Natural Resource Partners L.P. NRP recently announced that it has successfully completed the previously declared sale of its construction aggregates business segment, VantaCore Partners LLC, to an affiliate of Sun Capital Partners, Inc. The business was sold for $205 million, which was considered before transaction expenses and customary purchase price adjustments.
The sale of construction aggregates business segment will enable the company to substantially accelerate the deleveraging and de-risking of its capital structure.
Natural Resource Partners’ Vision
Amid difficult coal market fundamentals, Natural Resource Partners is working on a strategic plan to strengthen its balance sheet and improve liquidity by deleveraging and de-risking its capital structure.
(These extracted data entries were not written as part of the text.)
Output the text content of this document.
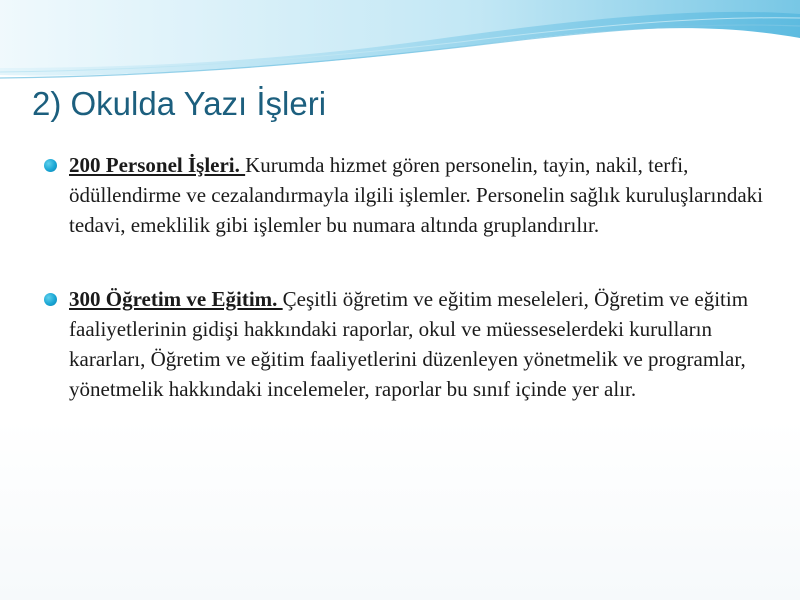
2) Okulda Yazı İşleri
200 Personel İşleri. Kurumda hizmet gören personelin, tayin, nakil, terfi, ödüllendirme ve cezalandırmayla ilgili işlemler. Personelin sağlık kuruluşlarındaki tedavi, emeklilik gibi işlemler bu numara altında gruplandırılır.
300 Öğretim ve Eğitim. Çeşitli öğretim ve eğitim meseleleri, Öğretim ve eğitim faaliyetlerinin gidişi hakkındaki raporlar, okul ve müesseselerdeki kurulların kararları, Öğretim ve eğitim faaliyetlerini düzenleyen yönetmelik ve programlar, yönetmelik hakkındaki incelemeler, raporlar bu sınıf içinde yer alır.
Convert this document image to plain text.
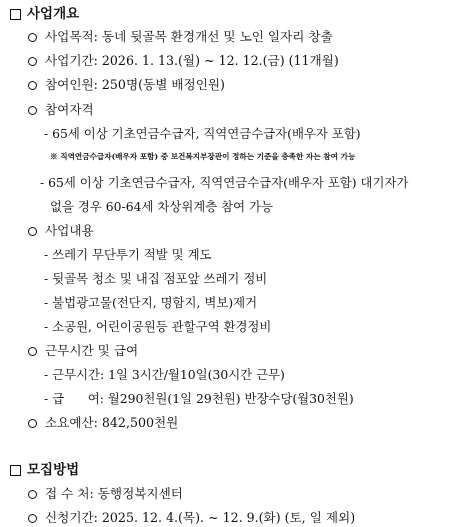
사업개요
사업목적: 동네 뒷골목 환경개선 및 노인 일자리 창출
사업기간: 2026. 1. 13.(월) ~ 12. 12.(금) (11개월)
참여인원: 250명(동별 배정인원)
참여자격
- 65세 이상 기초연금수급자, 직역연금수급자(배우자 포함)
※ 직역연금수급자(배우자 포함) 중 보건복지부장관이 정하는 기준을 충족한 자는 참여 가능
- 65세 이상 기초연금수급자, 직역연금수급자(배우자 포함) 대기자가
없을 경우 60-64세 차상위계층 참여 가능
사업내용
- 쓰레기 무단투기 적발 및 계도
- 뒷골목 청소 및 내집 점포앞 쓰레기 정비
- 불법광고물(전단지, 명함지, 벽보)제거
- 소공원, 어린이공원등 관할구역 환경정비
근무시간 및 급여
- 근무시간: 1일 3시간/월10일(30시간 근무)
- 급      여: 월290천원(1일 29천원) 반장수당(월30천원)
소요예산: 842,500천원
모집방법
접 수 처: 동행정복지센터
신청기간: 2025. 12. 4.(목). ~ 12. 9.(화) (토, 일 제외)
As of Sep 30, 2018, long-term debt was $716.5 million, down from the 2017-end level of $729.6 million. The partnership also extended its debt maturities and repositioned itself for long-term growth. Also, the interest expenses in the first nine months of 2018 were $53.2 million, down 16.2% from the year-ago level of $63.5 million.
As of Sep 30, 2018, the company’s leverage ratio stands at 3.5, much lower than the peak ratio of 5.3 at the end of 2015. The company’s consistent focus on reducing its debt burden and increasing its liquidity position by divesting non-core assets and low-margin business will strengthen its financial standing going forward.
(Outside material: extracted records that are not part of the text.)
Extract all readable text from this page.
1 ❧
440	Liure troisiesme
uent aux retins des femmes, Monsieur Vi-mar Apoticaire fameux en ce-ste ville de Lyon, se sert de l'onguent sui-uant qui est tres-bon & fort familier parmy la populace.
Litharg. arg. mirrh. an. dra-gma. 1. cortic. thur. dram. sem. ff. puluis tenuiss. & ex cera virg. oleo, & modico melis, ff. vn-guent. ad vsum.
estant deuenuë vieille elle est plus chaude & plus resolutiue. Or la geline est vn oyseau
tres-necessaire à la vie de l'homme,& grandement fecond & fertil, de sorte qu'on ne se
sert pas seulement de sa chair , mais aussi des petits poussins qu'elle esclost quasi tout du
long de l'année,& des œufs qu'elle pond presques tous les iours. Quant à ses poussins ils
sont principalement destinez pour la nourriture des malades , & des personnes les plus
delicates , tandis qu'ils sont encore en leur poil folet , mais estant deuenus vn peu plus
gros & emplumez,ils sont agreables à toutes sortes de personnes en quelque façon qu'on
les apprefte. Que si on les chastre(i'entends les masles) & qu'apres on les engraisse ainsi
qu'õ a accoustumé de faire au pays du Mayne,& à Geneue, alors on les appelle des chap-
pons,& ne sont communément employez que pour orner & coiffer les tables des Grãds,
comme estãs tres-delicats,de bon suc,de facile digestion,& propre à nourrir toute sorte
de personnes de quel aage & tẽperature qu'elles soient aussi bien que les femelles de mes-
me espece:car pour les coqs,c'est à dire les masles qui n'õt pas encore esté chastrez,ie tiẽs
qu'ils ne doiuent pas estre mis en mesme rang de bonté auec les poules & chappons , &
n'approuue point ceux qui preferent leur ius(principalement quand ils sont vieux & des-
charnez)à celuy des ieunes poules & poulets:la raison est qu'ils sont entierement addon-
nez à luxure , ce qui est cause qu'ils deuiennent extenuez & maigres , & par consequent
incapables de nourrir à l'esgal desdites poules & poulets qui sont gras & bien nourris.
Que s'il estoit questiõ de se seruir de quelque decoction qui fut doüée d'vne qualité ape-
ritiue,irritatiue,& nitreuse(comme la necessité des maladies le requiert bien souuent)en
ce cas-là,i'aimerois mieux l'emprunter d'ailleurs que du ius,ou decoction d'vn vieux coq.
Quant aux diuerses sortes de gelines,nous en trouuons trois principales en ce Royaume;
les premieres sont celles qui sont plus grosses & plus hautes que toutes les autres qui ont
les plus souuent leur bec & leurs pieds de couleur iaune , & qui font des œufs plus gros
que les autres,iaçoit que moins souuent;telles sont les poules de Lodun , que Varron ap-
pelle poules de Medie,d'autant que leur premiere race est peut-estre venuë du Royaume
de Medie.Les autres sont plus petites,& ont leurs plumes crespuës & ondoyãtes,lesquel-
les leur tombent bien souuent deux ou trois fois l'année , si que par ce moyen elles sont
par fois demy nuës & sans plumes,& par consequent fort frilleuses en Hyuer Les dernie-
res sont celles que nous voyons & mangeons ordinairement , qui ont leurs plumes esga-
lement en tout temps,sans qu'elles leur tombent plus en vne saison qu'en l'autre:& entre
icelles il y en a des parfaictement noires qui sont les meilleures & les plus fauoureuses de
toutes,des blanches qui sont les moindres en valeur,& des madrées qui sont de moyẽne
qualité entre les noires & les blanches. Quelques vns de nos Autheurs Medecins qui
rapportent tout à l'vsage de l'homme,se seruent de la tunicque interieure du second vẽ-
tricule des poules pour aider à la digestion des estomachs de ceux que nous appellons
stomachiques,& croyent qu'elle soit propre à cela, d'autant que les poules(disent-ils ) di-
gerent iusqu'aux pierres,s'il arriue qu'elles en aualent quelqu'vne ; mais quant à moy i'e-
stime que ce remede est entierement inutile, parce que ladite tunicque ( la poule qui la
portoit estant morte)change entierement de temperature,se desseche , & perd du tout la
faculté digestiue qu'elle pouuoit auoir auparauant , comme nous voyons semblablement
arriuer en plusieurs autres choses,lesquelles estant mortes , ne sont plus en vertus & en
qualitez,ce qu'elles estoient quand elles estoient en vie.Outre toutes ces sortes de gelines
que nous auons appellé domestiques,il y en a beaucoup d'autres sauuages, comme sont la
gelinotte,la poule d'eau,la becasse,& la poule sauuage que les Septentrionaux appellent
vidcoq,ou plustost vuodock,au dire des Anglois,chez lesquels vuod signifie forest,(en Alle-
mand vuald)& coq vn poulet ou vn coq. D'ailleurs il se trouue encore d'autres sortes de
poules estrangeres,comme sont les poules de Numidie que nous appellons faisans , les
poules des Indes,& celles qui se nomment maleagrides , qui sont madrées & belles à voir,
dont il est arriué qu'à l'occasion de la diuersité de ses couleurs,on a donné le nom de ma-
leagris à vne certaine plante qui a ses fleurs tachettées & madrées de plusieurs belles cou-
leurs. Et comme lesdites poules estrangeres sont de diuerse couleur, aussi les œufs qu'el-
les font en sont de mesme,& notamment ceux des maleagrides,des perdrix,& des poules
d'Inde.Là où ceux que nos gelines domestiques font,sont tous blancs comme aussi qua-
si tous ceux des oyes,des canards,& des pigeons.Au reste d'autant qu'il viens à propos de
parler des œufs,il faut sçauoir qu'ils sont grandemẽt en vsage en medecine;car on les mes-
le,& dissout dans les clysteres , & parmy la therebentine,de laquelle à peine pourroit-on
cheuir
Oil & Gas Sector — Disinvestment
The divestiture of a particular business or part of a business or process is to monetize the non-core assets and weak-margin portfolios and to focus on projects that reap higher returns. The sale is in sync with the company’s strategy of focusing on ramping up and developing business in the core markets. Several companies in the Oil & Gas sector are reorganizing their portfolios and divesting non-core assets.
To this end, Enbridge Inc. ENB recently inked a deal related to the sell-off of Enbridge Gas New Brunswick gas distribution business to Liberty Utilities (Canada) for C$331 million ($248.56 million). Also, on Oct 15, 2018, Equinor ASA EQNR intended to divest its 77.8% stake in the King Lear discovery on the Norwegian Continental Shelf (NCS) to Aker BP, for a total purchase consideration of $250 million.
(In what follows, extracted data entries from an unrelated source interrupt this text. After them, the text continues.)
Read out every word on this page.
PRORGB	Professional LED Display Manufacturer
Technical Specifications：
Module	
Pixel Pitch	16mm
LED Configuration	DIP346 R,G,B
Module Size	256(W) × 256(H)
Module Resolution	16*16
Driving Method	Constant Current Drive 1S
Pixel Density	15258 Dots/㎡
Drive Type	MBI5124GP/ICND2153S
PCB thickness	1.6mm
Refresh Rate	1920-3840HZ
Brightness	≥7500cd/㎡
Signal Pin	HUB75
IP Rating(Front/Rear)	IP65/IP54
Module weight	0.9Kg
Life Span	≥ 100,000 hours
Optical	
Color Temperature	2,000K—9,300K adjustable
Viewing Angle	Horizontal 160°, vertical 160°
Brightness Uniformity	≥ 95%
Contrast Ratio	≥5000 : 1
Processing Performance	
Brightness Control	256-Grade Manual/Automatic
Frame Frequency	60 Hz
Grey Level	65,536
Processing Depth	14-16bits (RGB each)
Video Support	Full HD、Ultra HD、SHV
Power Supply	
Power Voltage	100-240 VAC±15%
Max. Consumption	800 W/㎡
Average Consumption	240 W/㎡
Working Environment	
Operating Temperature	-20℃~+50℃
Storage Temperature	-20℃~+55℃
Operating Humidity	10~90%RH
Natural Resource Partners’ units have returned 54.7% in the past 12 months versus its industry’s decline of 7.8%.
Zacks Rank & Key Pick
Natural Resource Partners currently carries a Zacks Rank #3 (Hold). You can see the complete list of today’s Zacks #1 Rank (Strong Buy) stocks here.
CONSOL Coal Resources LP CCR holds a Zacks Rank #2 (Buy). The Zacks Consensus Estimate for current-year earnings has moved 4.7% north over the past 60 days to $2.25.